Saskatchewan Public Safety Agency President Marlo Pritchard later said the province had reached out to members of the Northern Emergency Management Assistance Compact through the International Emergency Management Assistance Memorandum of Understanding and to the Pacific Northwest Emergency Management Agreement, which the province has with possible aid links from states such as Illinois, Montana, Indiana, Michigan, New York, Minnesota, Ohio, North Dakota, Pennsylvania and Wisconsin.
No state helped.
Hajdu said she urged the province to seek federal assistance in the weeks before they finally came forward. She said in an interview with The Canadian Press in late September 2021 that if the province needed nurses, respiratory therapists or doctors, the federal government needed to know sooner rather than later.
“I really stressed to Secretary Merriman that the best plan is the one we create in advance, and we need to work together to ensure we can adequately understand what Saskatchewan needs,” Hajdu said.
A few weeks later, Hajdu’s office received a request for urgent help.
“Immediate Need for Help”: Merriman
“Saskatchewan is reaching a critical juncture in our response to the fourth wave of the COVID-19 pandemic, and we need external support to manage patient care in a safe and sustainable manner. We urgently need the support of the federal government,” read Merriman’s Oct. 18, 2021 letter to Hajdu.
Public Safety Canada and the Canadian Armed Forces quickly began emailing each other to determine how best to respond to the unexpected request.
“Maybe we should discuss this fairly urgently,” said James Gulak of Public Safety Canada in an email. “All surprised and coming from politics.”
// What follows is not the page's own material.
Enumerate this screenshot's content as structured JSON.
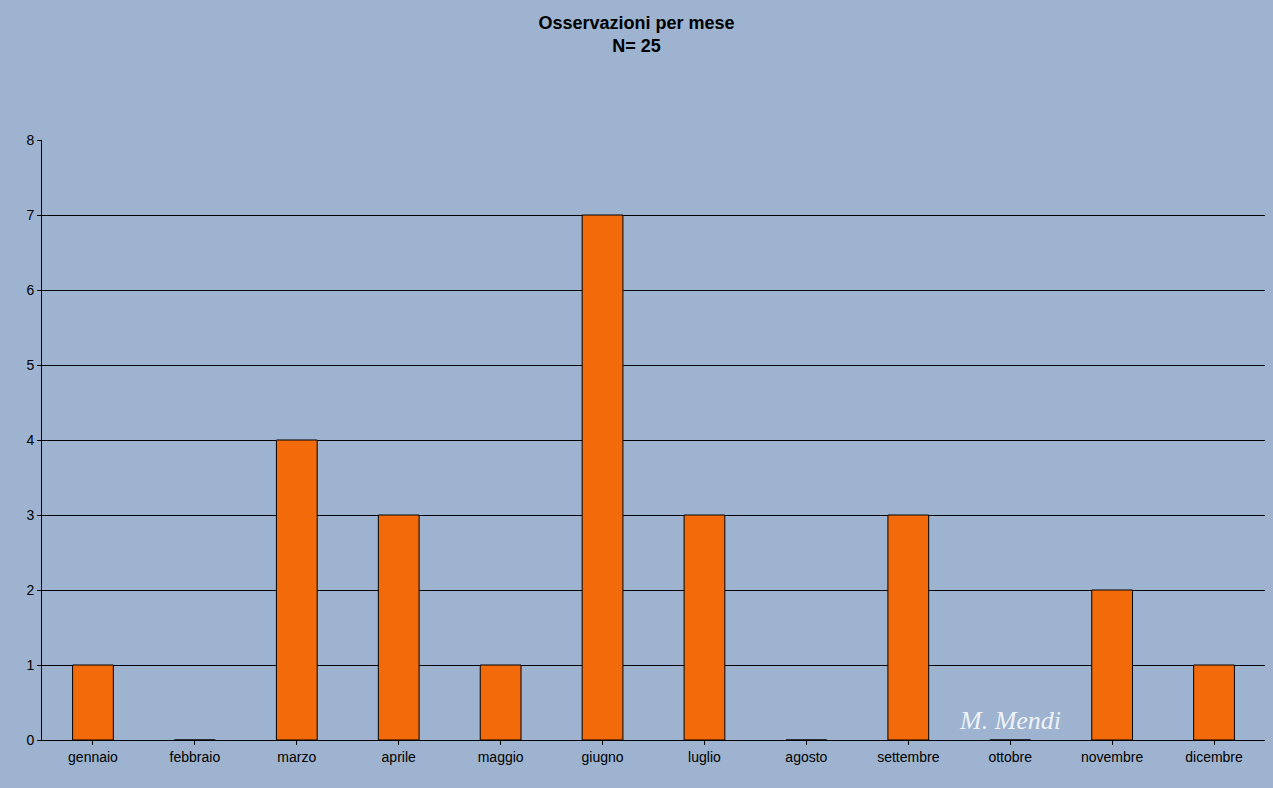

Generally, a formal request for assistance is submitted to Public Safety Canada, the lead coordinator of the federal response to these operations, outlining how much assistance is needed and in what areas.
Even frontline workers in Saskatchewan emailed saying they weren’t expecting the request.
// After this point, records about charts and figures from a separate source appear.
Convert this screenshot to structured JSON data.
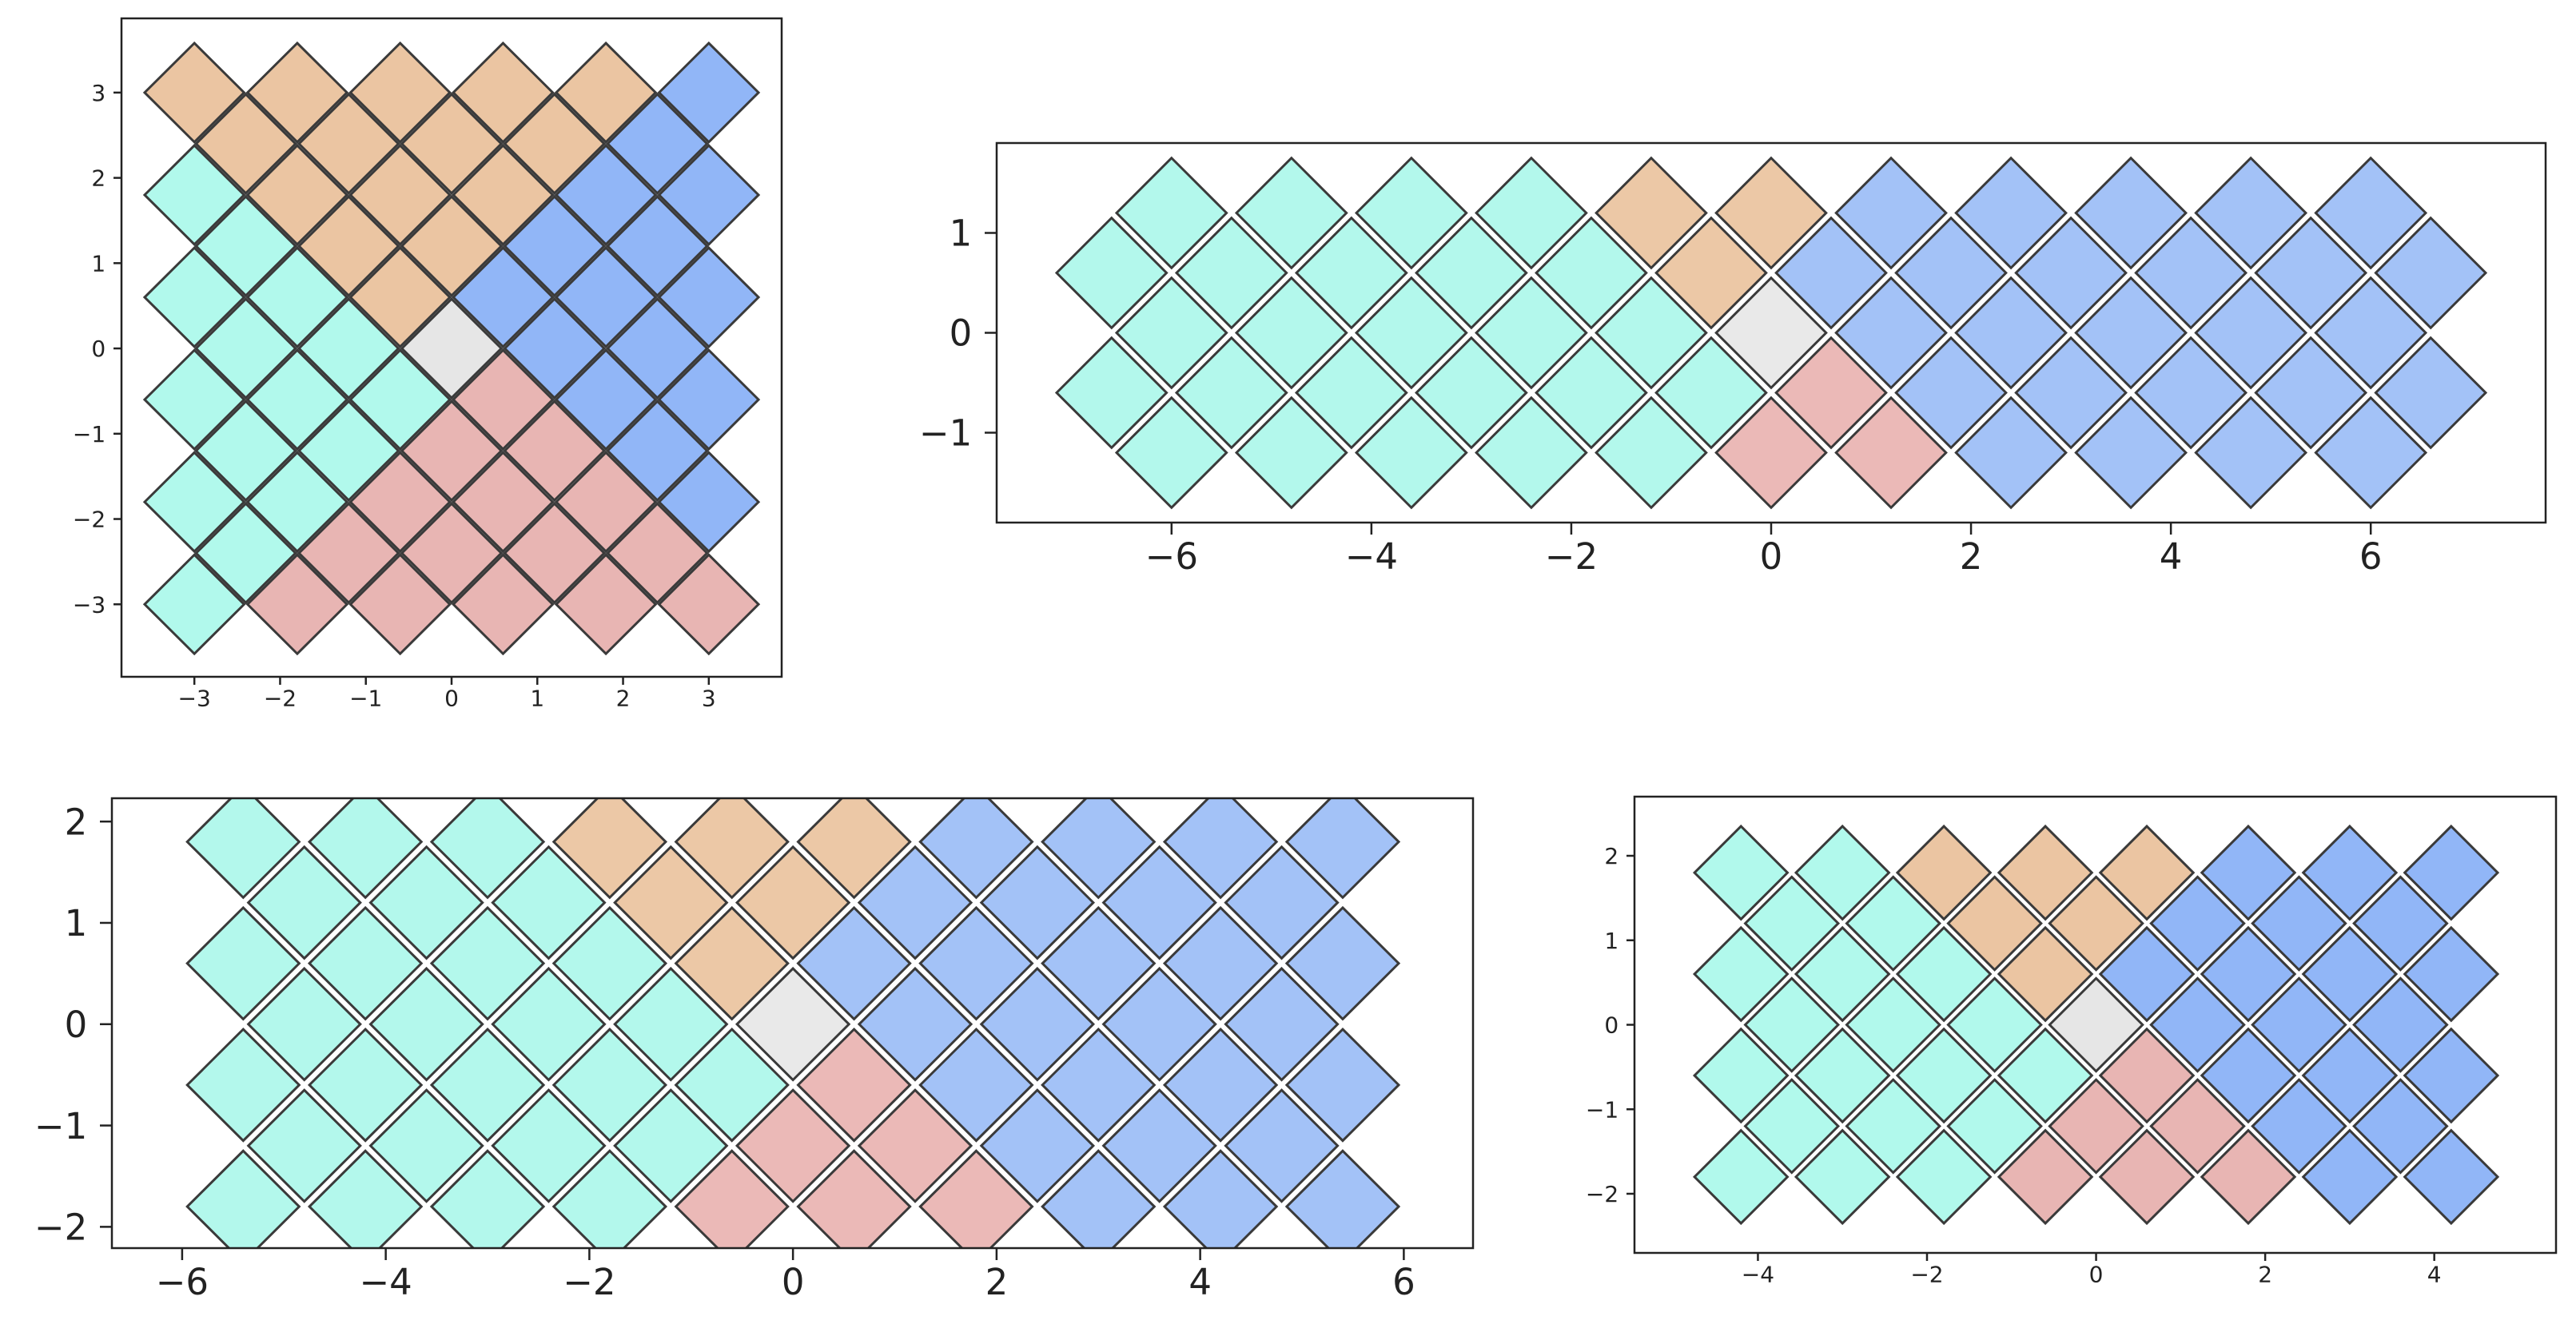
{
  "chart_data": [
    {
      "type": "scatter",
      "marker": "diamond",
      "marker_size": 0.58,
      "xlim": [
        -3.85,
        3.85
      ],
      "ylim": [
        -3.85,
        3.87
      ],
      "xticks": [
        {
          "value": -3,
          "label": "−3"
        },
        {
          "value": -2,
          "label": "−2"
        },
        {
          "value": -1,
          "label": "−1"
        },
        0,
        1,
        2,
        3
      ],
      "yticks": [
        {
          "value": -3,
          "label": "−3"
        },
        {
          "value": -2,
          "label": "−2"
        },
        {
          "value": -1,
          "label": "−1"
        },
        0,
        1,
        2,
        3
      ],
      "series": [
        {
          "color": "#ebc5a2",
          "x": [
            -3,
            -1.8,
            -0.6,
            0.6,
            1.8,
            -2.4,
            -1.2,
            0,
            1.2,
            -1.8,
            -0.6,
            0.6,
            -1.2,
            0,
            -0.6
          ],
          "values": [
            3,
            3,
            3,
            3,
            3,
            2.4,
            2.4,
            2.4,
            2.4,
            1.8,
            1.8,
            1.8,
            1.2,
            1.2,
            0.6
          ]
        },
        {
          "color": "#91b6f7",
          "x": [
            3,
            2.4,
            1.8,
            3,
            1.2,
            2.4,
            0.6,
            1.8,
            3,
            1.2,
            2.4,
            1.8,
            3,
            2.4,
            3
          ],
          "values": [
            3,
            2.4,
            1.8,
            1.8,
            1.2,
            1.2,
            0.6,
            0.6,
            0.6,
            0,
            0,
            -0.6,
            -0.6,
            -1.2,
            -1.8
          ]
        },
        {
          "color": "#e8b5b3",
          "x": [
            0.6,
            0,
            1.2,
            -0.6,
            0.6,
            1.8,
            -1.2,
            0,
            1.2,
            2.4,
            -1.8,
            -0.6,
            0.6,
            1.8,
            3
          ],
          "values": [
            -0.6,
            -1.2,
            -1.2,
            -1.8,
            -1.8,
            -1.8,
            -2.4,
            -2.4,
            -2.4,
            -2.4,
            -3,
            -3,
            -3,
            -3,
            -3
          ]
        },
        {
          "color": "#b1f9ec",
          "x": [
            -3,
            -2.4,
            -3,
            -1.8,
            -2.4,
            -1.2,
            -3,
            -1.8,
            -0.6,
            -2.4,
            -1.2,
            -3,
            -1.8,
            -2.4,
            -3
          ],
          "values": [
            1.8,
            1.2,
            0.6,
            0.6,
            0,
            0,
            -0.6,
            -0.6,
            -0.6,
            -1.2,
            -1.2,
            -1.8,
            -1.8,
            -2.4,
            -3
          ]
        },
        {
          "color": "#e6e6e6",
          "x": [
            0
          ],
          "values": [
            0
          ]
        }
      ]
    },
    {
      "type": "scatter",
      "marker": "diamond",
      "marker_size": 0.55,
      "xlim": [
        -7.75,
        7.75
      ],
      "ylim": [
        -1.9,
        1.9
      ],
      "xticks": [
        {
          "value": -6,
          "label": "−6"
        },
        {
          "value": -4,
          "label": "−4"
        },
        {
          "value": -2,
          "label": "−2"
        },
        0,
        2,
        4,
        6
      ],
      "yticks": [
        {
          "value": -1,
          "label": "−1"
        },
        0,
        1
      ],
      "series": [
        {
          "color": "#ecc8a6",
          "x": [
            -1.2,
            0,
            -0.6
          ],
          "values": [
            1.2,
            1.2,
            0.6
          ]
        },
        {
          "color": "#a3c2f7",
          "x": [
            1.2,
            2.4,
            3.6,
            4.8,
            6,
            0.6,
            1.8,
            3,
            4.2,
            5.4,
            6.6,
            1.2,
            2.4,
            3.6,
            4.8,
            6,
            1.8,
            3,
            4.2,
            5.4,
            6.6,
            2.4,
            3.6,
            4.8,
            6
          ],
          "values": [
            1.2,
            1.2,
            1.2,
            1.2,
            1.2,
            0.6,
            0.6,
            0.6,
            0.6,
            0.6,
            0.6,
            0,
            0,
            0,
            0,
            0,
            -0.6,
            -0.6,
            -0.6,
            -0.6,
            -0.6,
            -1.2,
            -1.2,
            -1.2,
            -1.2
          ]
        },
        {
          "color": "#ebb9b7",
          "x": [
            0.6,
            0,
            1.2
          ],
          "values": [
            -0.6,
            -1.2,
            -1.2
          ]
        },
        {
          "color": "#b3f8ec",
          "x": [
            -2.4,
            -3.6,
            -4.8,
            -6,
            -1.8,
            -3,
            -4.2,
            -5.4,
            -6.6,
            -1.2,
            -2.4,
            -3.6,
            -4.8,
            -6,
            -0.6,
            -1.8,
            -3,
            -4.2,
            -5.4,
            -6.6,
            -1.2,
            -2.4,
            -3.6,
            -4.8,
            -6
          ],
          "values": [
            1.2,
            1.2,
            1.2,
            1.2,
            0.6,
            0.6,
            0.6,
            0.6,
            0.6,
            0,
            0,
            0,
            0,
            0,
            -0.6,
            -0.6,
            -0.6,
            -0.6,
            -0.6,
            -0.6,
            -1.2,
            -1.2,
            -1.2,
            -1.2,
            -1.2
          ]
        },
        {
          "color": "#e9e9e9",
          "x": [
            0
          ],
          "values": [
            0
          ]
        }
      ]
    },
    {
      "type": "scatter",
      "marker": "diamond",
      "marker_size": 0.55,
      "xlim": [
        -6.69,
        6.68
      ],
      "ylim": [
        -2.21,
        2.23
      ],
      "xticks": [
        {
          "value": -6,
          "label": "−6"
        },
        {
          "value": -4,
          "label": "−4"
        },
        {
          "value": -2,
          "label": "−2"
        },
        0,
        2,
        4,
        6
      ],
      "yticks": [
        {
          "value": -2,
          "label": "−2"
        },
        {
          "value": -1,
          "label": "−1"
        },
        0,
        1,
        2
      ],
      "series": [
        {
          "color": "#ecc8a6",
          "x": [
            -1.8,
            -0.6,
            0.6,
            -1.2,
            0,
            -0.6
          ],
          "values": [
            1.8,
            1.8,
            1.8,
            1.2,
            1.2,
            0.6
          ]
        },
        {
          "color": "#a3c2f7",
          "x": [
            1.8,
            3,
            4.2,
            5.4,
            1.2,
            2.4,
            3.6,
            4.8,
            0.6,
            1.8,
            3,
            4.2,
            5.4,
            1.2,
            2.4,
            3.6,
            4.8,
            1.8,
            3,
            4.2,
            5.4,
            2.4,
            3.6,
            4.8,
            3,
            4.2,
            5.4
          ],
          "values": [
            1.8,
            1.8,
            1.8,
            1.8,
            1.2,
            1.2,
            1.2,
            1.2,
            0.6,
            0.6,
            0.6,
            0.6,
            0.6,
            0,
            0,
            0,
            0,
            -0.6,
            -0.6,
            -0.6,
            -0.6,
            -1.2,
            -1.2,
            -1.2,
            -1.8,
            -1.8,
            -1.8
          ]
        },
        {
          "color": "#ebb9b7",
          "x": [
            0.6,
            0,
            1.2,
            -0.6,
            0.6,
            1.8
          ],
          "values": [
            -0.6,
            -1.2,
            -1.2,
            -1.8,
            -1.8,
            -1.8
          ]
        },
        {
          "color": "#b3f8ec",
          "x": [
            -3,
            -4.2,
            -5.4,
            -2.4,
            -3.6,
            -4.8,
            -1.8,
            -3,
            -4.2,
            -5.4,
            -1.2,
            -2.4,
            -3.6,
            -4.8,
            -0.6,
            -1.8,
            -3,
            -4.2,
            -5.4,
            -1.2,
            -2.4,
            -3.6,
            -4.8,
            -1.8,
            -3,
            -4.2,
            -5.4
          ],
          "values": [
            1.8,
            1.8,
            1.8,
            1.2,
            1.2,
            1.2,
            0.6,
            0.6,
            0.6,
            0.6,
            0,
            0,
            0,
            0,
            -0.6,
            -0.6,
            -0.6,
            -0.6,
            -0.6,
            -1.2,
            -1.2,
            -1.2,
            -1.2,
            -1.8,
            -1.8,
            -1.8,
            -1.8
          ]
        },
        {
          "color": "#e9e9e9",
          "x": [
            0
          ],
          "values": [
            0
          ]
        }
      ]
    },
    {
      "type": "scatter",
      "marker": "diamond",
      "marker_size": 0.55,
      "xlim": [
        -5.46,
        5.44
      ],
      "ylim": [
        -2.7,
        2.7
      ],
      "xticks": [
        {
          "value": -4,
          "label": "−4"
        },
        {
          "value": -2,
          "label": "−2"
        },
        0,
        2,
        4
      ],
      "yticks": [
        {
          "value": -2,
          "label": "−2"
        },
        {
          "value": -1,
          "label": "−1"
        },
        0,
        1,
        2
      ],
      "series": [
        {
          "color": "#ebc5a2",
          "x": [
            -1.8,
            -0.6,
            0.6,
            -1.2,
            0,
            -0.6
          ],
          "values": [
            1.8,
            1.8,
            1.8,
            1.2,
            1.2,
            0.6
          ]
        },
        {
          "color": "#91b6f7",
          "x": [
            1.8,
            3,
            4.2,
            1.2,
            2.4,
            3.6,
            0.6,
            1.8,
            3,
            4.2,
            1.2,
            2.4,
            3.6,
            1.8,
            3,
            4.2,
            2.4,
            3.6,
            3,
            4.2
          ],
          "values": [
            1.8,
            1.8,
            1.8,
            1.2,
            1.2,
            1.2,
            0.6,
            0.6,
            0.6,
            0.6,
            0,
            0,
            0,
            -0.6,
            -0.6,
            -0.6,
            -1.2,
            -1.2,
            -1.8,
            -1.8
          ]
        },
        {
          "color": "#e8b5b3",
          "x": [
            0.6,
            0,
            1.2,
            -0.6,
            0.6,
            1.8
          ],
          "values": [
            -0.6,
            -1.2,
            -1.2,
            -1.8,
            -1.8,
            -1.8
          ]
        },
        {
          "color": "#b1f9ec",
          "x": [
            -3,
            -4.2,
            -2.4,
            -3.6,
            -1.8,
            -3,
            -4.2,
            -1.2,
            -2.4,
            -3.6,
            -0.6,
            -1.8,
            -3,
            -4.2,
            -1.2,
            -2.4,
            -3.6,
            -1.8,
            -3,
            -4.2
          ],
          "values": [
            1.8,
            1.8,
            1.2,
            1.2,
            0.6,
            0.6,
            0.6,
            0,
            0,
            0,
            -0.6,
            -0.6,
            -0.6,
            -0.6,
            -1.2,
            -1.2,
            -1.2,
            -1.8,
            -1.8,
            -1.8
          ]
        },
        {
          "color": "#e6e6e6",
          "x": [
            0
          ],
          "values": [
            0
          ]
        }
      ]
    }
  ]
}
“My apologies, this was only brought to my attention in the last five minutes,” Kim Olsen, director of interstate relations at the Saskatchewan Public Safety Agency, said in an email regarding the request.
Public Safety Canada spokeswoman Magali Deussing said in an email that occasionally during the pandemic, requests for help were coming in through health channels and being routed to the right departments. Due to the dynamics of the pandemic, according to Deussing, not all requirements are foreseeable.
Jessica Lamirande of the Department of National Defense said in an email that the Canadian Armed Forces are monitoring trends to assess potential requests for assistance.
The Canadian Armed Forces responded to the 2021 request with aircraft support and personnel to fly patients from Saskatchewan to Ontario. They also provided critical care nurses to help at Regina General Hospital and other nursing supports.
“Given the unpredictable nature of the pandemic, we were prepared for situations to change quickly and made sure the Canadian Forces remained ready to assist provinces and territories that needed assistance,” Lamirande said.